Aux prises avec la contre-révolution aristocratique comme avec la poussée populaire, les Constituants affirmèrent les droits de tous les hommes. Le 26 août 1789, « l'Assemblée nationale reconnaît et déclare, en présence et sous les auspices de l'Etre suprême, les droits suivants de l'homme et du citoyen.

Article premier - Les hommes naissent et demeurent libres et égaux en droits. Les distinctions sociales ne peuvent être fondées que sur l'utilité commune.

(...)

Article 6. - La loi est l'expression de la volonté générale. Tous les citoyens ont droit de recourir personnellement, ou par leurs représentants à sa formation. Elle doit être la même pour tous, soit qu'elle protège, soit qu'elle punisse. Tous les citoyens, étant égaux à ses yeux, sont également admissibles à toutes dignités, places et emplois publics, selon leur capacité et sans autre distinction que celle de leurs vertus et de leurs talents ».
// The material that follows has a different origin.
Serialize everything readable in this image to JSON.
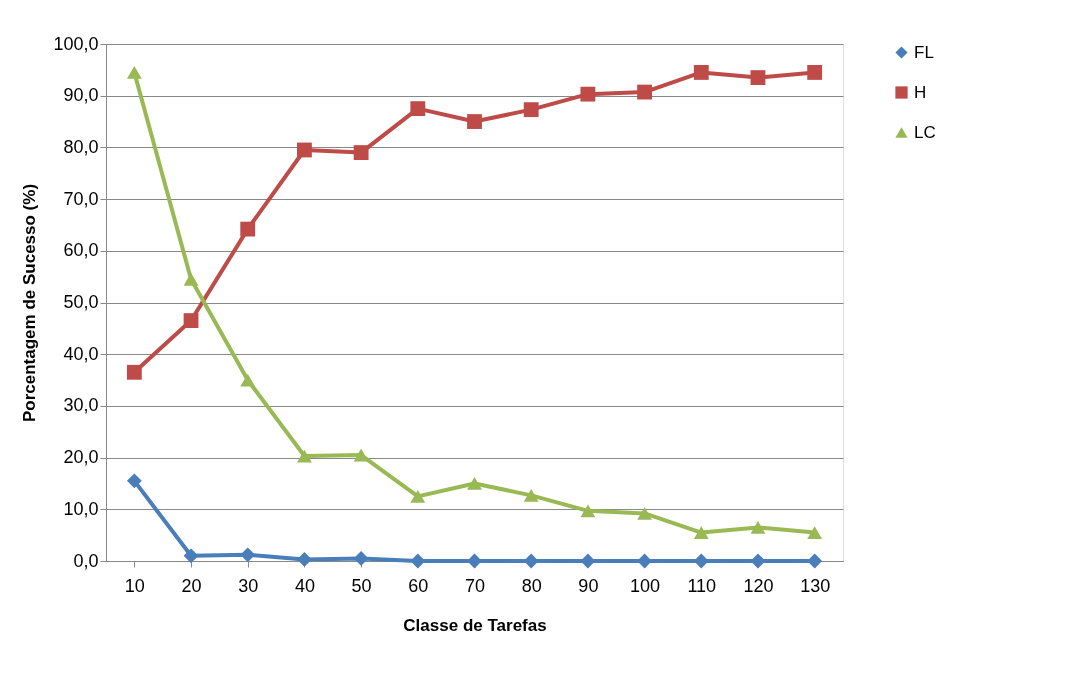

Il restait aux Constituants à découvrir ces hommes dans leur réalité de citoyen... réalité qui sort encore de sa gangue aujourd'hui. De là, peut-être, les contradictions de leur œuvre : en particulier celles du suffrage censitaire et des articles 1 et VI de la déclaration.
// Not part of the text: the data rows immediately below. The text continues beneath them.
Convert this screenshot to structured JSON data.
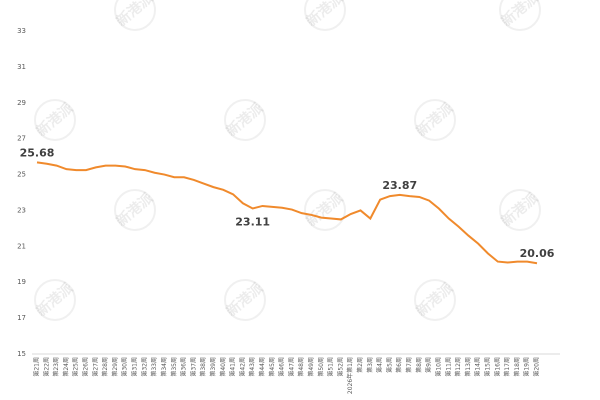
{
  "chart_data": {
    "type": "line",
    "watermark": "新港派",
    "categories": [
      "第21周",
      "第22周",
      "第23周",
      "第24周",
      "第25周",
      "第26周",
      "第27周",
      "第28周",
      "第29周",
      "第30周",
      "第31周",
      "第32周",
      "第33周",
      "第34周",
      "第35周",
      "第36周",
      "第37周",
      "第38周",
      "第39周",
      "第40周",
      "第41周",
      "第42周",
      "第43周",
      "第44周",
      "第45周",
      "第46周",
      "第47周",
      "第48周",
      "第49周",
      "第50周",
      "第51周",
      "第52周",
      "2026年第1周",
      "第2周",
      "第3周",
      "第4周",
      "第5周",
      "第6周",
      "第7周",
      "第8周",
      "第9周",
      "第10周",
      "第11周",
      "第12周",
      "第13周",
      "第14周",
      "第15周",
      "第16周",
      "第17周",
      "第18周",
      "第19周",
      "第20周"
    ],
    "series": [
      {
        "color": "#f08a2c",
        "values": [
          25.68,
          25.6,
          25.5,
          25.3,
          25.25,
          25.25,
          25.4,
          25.5,
          25.5,
          25.45,
          25.3,
          25.25,
          25.1,
          25.0,
          24.85,
          24.85,
          24.7,
          24.5,
          24.3,
          24.15,
          23.9,
          23.4,
          23.11,
          23.25,
          23.2,
          23.15,
          23.05,
          22.85,
          22.75,
          22.6,
          22.55,
          22.5,
          22.8,
          23.0,
          22.55,
          23.6,
          23.8,
          23.87,
          23.8,
          23.75,
          23.55,
          23.1,
          22.55,
          22.1,
          21.6,
          21.15,
          20.6,
          20.15,
          20.1,
          20.15,
          20.15,
          20.06
        ],
        "value_labels": [
          "25.68",
          null,
          null,
          null,
          null,
          null,
          null,
          null,
          null,
          null,
          null,
          null,
          null,
          null,
          null,
          null,
          null,
          null,
          null,
          null,
          null,
          null,
          "23.11",
          null,
          null,
          null,
          null,
          null,
          null,
          null,
          null,
          null,
          null,
          null,
          null,
          null,
          null,
          "23.87",
          null,
          null,
          null,
          null,
          null,
          null,
          null,
          null,
          null,
          null,
          null,
          null,
          null,
          "20.06"
        ]
      }
    ],
    "ylim": [
      15,
      33
    ],
    "yticks": [
      15,
      17,
      19,
      21,
      23,
      25,
      27,
      29,
      31,
      33
    ]
  }
}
Les philosophes et les écrivains politiques du XVIIIe siècle avaient été unanimes - y compris Rousseau - contre l'idée d'établir en France le suffrage universel. Ainsi, en juin 1789, Camille Desmoulins écrivait :

« Les hommes qui se sont réunis les premiers en société ont vu d'abord que l'égalité primitive ne subsisterait pas longtemps ; que dans les assemblées qui suivaient la première, tous les associés n'auraient plus le même intérêt à la conservation du pacte social, garant des propriétés, et ils se sont occupés de mettre la dernière classe des citoyens hors d'état de le rompre. Dans cet esprit, les législateurs ont retranché du corps politique cette classe de gens qu'on appelait prolétaires, comme n'étant bons qu'à faire des enfants. Ils les ont relégués dans une centurie sans influence sur l'assemblée du peuple. Eloignés des affaires par mille besoins, et dans une continuelle dépendance, cette centurie ne peut jamais dominer dans l'État. Le sentiment seul de leur condition les écarte d'eux-mêmes des assemblées. Le domestique opinera-t-il avec le maître, et le mendiant avec celui dont l'aumône le fait subsister ? ».
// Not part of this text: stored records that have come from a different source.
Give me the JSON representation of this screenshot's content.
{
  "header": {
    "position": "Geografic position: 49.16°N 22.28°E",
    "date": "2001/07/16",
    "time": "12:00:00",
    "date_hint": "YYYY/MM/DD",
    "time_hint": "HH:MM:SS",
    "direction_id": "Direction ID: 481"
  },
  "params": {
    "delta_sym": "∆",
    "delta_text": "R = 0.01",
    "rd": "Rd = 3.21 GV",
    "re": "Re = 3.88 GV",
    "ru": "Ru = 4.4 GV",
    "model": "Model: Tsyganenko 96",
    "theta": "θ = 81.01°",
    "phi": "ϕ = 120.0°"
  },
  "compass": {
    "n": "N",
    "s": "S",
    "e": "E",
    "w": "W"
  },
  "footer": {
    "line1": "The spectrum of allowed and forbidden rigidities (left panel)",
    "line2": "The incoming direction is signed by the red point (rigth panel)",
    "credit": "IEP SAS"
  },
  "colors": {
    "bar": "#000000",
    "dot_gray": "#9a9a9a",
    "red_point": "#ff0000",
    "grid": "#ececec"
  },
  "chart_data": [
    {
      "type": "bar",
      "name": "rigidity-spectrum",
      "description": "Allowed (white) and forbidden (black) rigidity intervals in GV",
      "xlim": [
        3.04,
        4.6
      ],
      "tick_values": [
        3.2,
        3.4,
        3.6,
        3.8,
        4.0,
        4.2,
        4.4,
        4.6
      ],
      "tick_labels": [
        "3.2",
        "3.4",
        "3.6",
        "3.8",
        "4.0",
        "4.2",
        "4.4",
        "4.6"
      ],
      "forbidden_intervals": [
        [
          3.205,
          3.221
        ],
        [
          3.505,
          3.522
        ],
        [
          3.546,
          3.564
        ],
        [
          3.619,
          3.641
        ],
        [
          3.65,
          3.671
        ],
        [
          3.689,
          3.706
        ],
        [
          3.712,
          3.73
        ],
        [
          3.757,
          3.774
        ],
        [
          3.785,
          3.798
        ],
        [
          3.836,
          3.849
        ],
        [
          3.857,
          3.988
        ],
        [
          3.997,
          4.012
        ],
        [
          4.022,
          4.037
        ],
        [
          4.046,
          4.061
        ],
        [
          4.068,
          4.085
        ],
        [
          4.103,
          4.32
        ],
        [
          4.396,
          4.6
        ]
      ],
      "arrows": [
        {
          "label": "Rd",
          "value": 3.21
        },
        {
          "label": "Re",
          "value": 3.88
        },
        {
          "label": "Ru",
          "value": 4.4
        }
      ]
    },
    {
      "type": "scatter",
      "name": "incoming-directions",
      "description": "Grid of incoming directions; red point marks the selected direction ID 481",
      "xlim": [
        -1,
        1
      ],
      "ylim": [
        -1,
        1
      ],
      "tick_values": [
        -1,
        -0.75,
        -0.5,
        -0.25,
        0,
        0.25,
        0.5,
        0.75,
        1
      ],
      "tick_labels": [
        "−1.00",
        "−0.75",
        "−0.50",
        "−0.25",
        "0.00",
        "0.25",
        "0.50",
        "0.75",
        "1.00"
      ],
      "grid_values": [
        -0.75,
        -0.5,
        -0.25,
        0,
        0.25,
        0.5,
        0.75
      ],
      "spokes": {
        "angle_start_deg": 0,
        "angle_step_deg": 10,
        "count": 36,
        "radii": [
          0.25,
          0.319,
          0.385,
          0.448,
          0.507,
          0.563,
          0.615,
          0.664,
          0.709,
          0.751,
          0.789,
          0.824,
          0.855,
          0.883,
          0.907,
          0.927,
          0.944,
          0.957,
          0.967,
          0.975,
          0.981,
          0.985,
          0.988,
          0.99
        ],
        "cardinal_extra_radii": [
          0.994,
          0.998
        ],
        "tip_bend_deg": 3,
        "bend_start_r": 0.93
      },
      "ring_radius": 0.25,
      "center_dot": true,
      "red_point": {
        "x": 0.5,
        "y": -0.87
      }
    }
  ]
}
Naissance du citoyen passif

Cette centurie des prolétaires devint officiellement celle des citoyens passifs, lorsque, les 20 et 21 juillet 1789, l'abbé Sieyès lut au Comité de la Constitution un travail intitulé : les Préliminaires de la Constitution, reconnaissance et exposition raisonnée des droits de l'homme et du citoyen.

Il disait : « Tous les habitants d'un pays doivent y jouir des droits de citoyen passif ; tous ont droit à la protection de leur personne, de leur propriété, de leur liberté etc., mais tous n'ont pas droit à prendre une part active dans la formation des pouvoirs publics ; tous ne sont pas citoyens actifs. Les femmes, du moins dans l'état actuel, les enfants, les étrangers, ceux encore qui ne contribueraient en rien à soutenir l'établissement public, ne doivent pas influer activement sur la chose publique. Tous peuvent jouir des avantages de la société ; mais ceux-là seuls qui contribuent à l'établissement public sont comme les vrais actionnaires de la grande entreprise sociale. Eux seuls sont les véritables citoyens actifs, les véritables membres de l'association. »

Le système électoral et le plan de division administrative du royaume firent l'objet d'un rapport que Thouret déposa le 29 septembre 1789. Il y calculait que la population de la France étant d'environ vingt-six millions d'habitants, il ne devait y avoir qu'environ quatre millions quatre cent mille électeurs. Pour être citoyen actif, il demandait la condition des trois journées de travail pour être éligible à l'Assemblée nationale, la condition de payer une contribution directe égale à la valeur d'un marc d'argent.

Le débat sur les conditions du droit de vote commencé le 20 octobre fut interrompu le 21. A la suite d'une émeute parisienne (meurtre du boulanger François), l'Assemblée décréta la loi martiale.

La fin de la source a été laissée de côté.